Harry Marks: I love the idea of being able to fly through this perfect typography. I mean I was in pig heaven. I mean I had perfect typography and this wonderful imagery, making them solid objects, and being able to travel through them, which was just wonderful. I got a job offer through my art teacher at school to be an apprentice designer at Oxford University Press. I just went over there and fell in love. I mean, I fell in love with everything they were doing, everything about book publishing, because they did everything from make their own paper. To have like 17th century actual fonts that were cut by masters, that they would get out sometimes.
I spent three years there, three very, very happy years, because I loved what I was doing. I just loved it, because they had such an enormous library of typography from all over Europe, everywhere, and from this country. They just let me loose in there, and I just spent all my time there. I just loved it.

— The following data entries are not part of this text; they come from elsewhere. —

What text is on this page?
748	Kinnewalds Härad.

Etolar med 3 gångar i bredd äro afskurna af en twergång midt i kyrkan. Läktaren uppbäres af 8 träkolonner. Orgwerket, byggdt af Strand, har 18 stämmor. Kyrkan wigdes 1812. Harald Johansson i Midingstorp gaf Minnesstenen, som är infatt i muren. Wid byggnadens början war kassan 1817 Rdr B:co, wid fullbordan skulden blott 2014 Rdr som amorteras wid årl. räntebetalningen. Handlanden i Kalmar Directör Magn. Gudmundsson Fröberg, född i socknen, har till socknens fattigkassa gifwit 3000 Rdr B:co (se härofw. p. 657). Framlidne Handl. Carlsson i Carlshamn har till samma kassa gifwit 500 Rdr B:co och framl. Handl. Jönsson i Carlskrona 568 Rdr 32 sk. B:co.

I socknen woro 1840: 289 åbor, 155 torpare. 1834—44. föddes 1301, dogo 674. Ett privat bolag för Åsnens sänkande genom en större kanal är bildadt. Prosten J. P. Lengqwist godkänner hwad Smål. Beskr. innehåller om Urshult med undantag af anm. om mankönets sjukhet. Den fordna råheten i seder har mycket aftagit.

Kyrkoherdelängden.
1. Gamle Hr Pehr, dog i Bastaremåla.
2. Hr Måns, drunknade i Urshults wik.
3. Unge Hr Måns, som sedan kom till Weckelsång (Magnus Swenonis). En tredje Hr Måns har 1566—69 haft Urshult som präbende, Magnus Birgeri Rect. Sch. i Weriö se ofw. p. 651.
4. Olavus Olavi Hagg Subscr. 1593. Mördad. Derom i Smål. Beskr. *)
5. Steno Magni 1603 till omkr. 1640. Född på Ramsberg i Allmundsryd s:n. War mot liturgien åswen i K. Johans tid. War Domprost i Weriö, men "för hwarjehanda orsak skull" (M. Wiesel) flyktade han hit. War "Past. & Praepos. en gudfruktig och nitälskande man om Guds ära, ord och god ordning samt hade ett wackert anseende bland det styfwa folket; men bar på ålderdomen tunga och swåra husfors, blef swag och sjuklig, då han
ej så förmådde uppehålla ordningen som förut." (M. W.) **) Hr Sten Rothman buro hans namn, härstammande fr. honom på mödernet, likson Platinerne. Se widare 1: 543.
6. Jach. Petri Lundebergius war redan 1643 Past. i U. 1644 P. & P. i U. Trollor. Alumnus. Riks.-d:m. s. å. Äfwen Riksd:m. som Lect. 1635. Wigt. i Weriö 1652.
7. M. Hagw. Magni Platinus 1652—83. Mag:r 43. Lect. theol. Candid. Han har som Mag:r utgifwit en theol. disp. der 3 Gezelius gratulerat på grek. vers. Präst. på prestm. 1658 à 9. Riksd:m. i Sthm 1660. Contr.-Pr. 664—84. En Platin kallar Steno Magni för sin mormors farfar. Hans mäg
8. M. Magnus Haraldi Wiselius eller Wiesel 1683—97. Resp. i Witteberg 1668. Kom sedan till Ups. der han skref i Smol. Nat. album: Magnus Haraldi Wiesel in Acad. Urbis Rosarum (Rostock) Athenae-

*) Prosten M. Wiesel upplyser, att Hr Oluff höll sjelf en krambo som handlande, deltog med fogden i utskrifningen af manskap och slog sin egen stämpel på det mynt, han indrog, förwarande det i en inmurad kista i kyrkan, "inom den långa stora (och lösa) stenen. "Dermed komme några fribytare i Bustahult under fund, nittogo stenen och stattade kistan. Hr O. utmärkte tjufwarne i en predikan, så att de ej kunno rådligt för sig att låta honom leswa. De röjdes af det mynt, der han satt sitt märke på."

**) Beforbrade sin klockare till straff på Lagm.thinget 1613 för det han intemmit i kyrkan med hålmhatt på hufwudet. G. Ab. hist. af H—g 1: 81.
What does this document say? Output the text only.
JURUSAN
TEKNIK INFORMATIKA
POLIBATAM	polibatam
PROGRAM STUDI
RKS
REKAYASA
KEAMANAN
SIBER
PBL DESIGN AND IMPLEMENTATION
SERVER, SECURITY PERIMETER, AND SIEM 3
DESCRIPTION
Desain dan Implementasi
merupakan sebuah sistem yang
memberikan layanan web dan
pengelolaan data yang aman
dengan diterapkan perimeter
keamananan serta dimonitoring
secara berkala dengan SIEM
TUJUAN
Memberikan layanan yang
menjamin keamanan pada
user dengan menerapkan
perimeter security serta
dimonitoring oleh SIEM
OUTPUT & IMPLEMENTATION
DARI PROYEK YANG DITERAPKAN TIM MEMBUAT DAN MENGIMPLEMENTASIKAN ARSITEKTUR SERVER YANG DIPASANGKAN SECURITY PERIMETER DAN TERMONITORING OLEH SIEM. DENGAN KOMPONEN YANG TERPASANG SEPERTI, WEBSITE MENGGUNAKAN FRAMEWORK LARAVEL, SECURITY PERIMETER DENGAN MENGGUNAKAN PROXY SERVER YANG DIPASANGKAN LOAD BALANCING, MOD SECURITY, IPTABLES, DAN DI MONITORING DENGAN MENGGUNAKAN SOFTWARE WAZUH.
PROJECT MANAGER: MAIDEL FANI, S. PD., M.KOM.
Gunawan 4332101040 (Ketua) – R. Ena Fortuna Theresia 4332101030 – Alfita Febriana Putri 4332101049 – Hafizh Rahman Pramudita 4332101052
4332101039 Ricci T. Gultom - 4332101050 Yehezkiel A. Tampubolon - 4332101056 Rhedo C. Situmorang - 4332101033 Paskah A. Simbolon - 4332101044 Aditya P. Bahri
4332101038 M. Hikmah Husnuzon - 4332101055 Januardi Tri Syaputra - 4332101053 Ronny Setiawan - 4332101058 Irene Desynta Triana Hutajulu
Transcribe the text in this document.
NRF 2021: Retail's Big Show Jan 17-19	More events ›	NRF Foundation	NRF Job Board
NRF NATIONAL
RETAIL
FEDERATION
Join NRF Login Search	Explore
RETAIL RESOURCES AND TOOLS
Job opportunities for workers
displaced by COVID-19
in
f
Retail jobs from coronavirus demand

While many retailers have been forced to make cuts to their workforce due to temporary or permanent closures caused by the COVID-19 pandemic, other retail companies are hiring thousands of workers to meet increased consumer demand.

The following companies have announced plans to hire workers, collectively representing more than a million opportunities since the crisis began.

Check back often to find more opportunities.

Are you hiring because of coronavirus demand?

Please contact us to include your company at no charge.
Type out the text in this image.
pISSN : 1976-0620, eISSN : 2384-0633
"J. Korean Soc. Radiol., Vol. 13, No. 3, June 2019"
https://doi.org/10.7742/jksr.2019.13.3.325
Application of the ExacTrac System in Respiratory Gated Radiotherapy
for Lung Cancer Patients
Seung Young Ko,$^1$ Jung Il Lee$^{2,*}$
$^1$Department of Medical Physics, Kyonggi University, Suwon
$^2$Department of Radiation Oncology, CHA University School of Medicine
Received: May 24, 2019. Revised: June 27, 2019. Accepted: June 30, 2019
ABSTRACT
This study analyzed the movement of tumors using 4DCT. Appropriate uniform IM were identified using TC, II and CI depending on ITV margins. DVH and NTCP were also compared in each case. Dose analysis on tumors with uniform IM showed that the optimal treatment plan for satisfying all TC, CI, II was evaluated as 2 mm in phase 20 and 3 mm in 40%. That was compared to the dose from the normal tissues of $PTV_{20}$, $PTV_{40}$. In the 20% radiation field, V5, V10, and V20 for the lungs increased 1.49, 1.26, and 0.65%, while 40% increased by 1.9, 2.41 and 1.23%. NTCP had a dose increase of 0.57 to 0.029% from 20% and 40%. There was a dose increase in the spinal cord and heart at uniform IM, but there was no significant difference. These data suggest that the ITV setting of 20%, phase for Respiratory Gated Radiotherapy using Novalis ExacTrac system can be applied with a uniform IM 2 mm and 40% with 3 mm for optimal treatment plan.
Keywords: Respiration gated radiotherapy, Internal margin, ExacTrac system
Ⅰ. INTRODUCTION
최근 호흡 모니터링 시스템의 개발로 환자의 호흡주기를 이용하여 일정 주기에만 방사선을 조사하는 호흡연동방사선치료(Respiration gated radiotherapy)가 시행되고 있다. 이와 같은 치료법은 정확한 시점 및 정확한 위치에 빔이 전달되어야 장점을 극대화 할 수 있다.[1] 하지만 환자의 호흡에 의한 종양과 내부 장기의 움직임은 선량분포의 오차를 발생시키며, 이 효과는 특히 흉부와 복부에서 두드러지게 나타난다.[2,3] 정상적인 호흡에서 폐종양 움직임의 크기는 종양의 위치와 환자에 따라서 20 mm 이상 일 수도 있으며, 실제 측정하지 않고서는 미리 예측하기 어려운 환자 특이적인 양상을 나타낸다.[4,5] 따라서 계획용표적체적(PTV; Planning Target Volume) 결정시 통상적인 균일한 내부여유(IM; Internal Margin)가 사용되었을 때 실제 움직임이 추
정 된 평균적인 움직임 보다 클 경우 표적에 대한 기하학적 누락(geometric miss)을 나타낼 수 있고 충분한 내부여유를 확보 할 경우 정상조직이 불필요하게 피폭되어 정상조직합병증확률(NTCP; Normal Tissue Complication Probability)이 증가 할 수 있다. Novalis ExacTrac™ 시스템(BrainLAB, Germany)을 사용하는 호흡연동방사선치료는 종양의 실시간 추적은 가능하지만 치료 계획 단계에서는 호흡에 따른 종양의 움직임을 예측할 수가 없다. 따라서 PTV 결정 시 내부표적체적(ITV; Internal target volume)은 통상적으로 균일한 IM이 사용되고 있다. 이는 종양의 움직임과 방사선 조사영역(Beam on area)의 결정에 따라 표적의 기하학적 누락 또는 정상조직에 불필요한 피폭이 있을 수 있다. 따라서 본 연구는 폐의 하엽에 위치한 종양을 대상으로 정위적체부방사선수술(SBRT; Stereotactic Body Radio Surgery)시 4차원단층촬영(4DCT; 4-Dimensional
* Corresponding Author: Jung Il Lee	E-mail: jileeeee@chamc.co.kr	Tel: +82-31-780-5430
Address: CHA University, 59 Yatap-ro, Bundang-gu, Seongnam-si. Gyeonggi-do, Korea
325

That three-year shows up in everything that I've ever done, because everything is very typographically oriented. It's like, I guess I'm a type snob, I really-- I get crazy if I see a letter up backwards. Somebody puts an A up backwards or an N up backwards, just drives me nuts. On the other hand, I can stop and moon over a beautiful G. Look at that, isn't that gorgeous? So those were my formative years I think.
This was the title for 'The Six Million Dollar Man,' which I rather like. I tend to use the bright type. It's a beautiful piece of light sculpture to me. People always used to say to me, you're a book designer, what's a book designer? A book is pages and letters and a story or something. I said no, there are books you cannot read. My job is to make this book readable and as enjoyable and as informative as possible, and I do it with the proper choice of type. I do with the proper choice of leading, proper size of page, proper size of margins, proper numbering, proper headlines, to organize this into an enjoyable document.
You see something in the newspaper with no leading or you see a tiny column, where they've justified it out, and then you've got three letters on the line, but you can't read that. I remember, jumping ahead a little bit, I went to a film school in San Francisco, and for the first year you could only use prime lens. We were using Bolexes, and it was just the normal lens, no zooms, no nothing, and you figure it out and you learn what works and what doesn't, and it was the same thing with type.
I think I looked at enough prewar design, wartime design, postwar design, American broadcast design, that I kind of took on the mantle of this. I did have a wonderful art teacher in school. The guy was-- he was wonderful and he taught me a lot and the apprenticeship at Oxford, my boss taught me a lot, about type and how it works and how it doesn't work.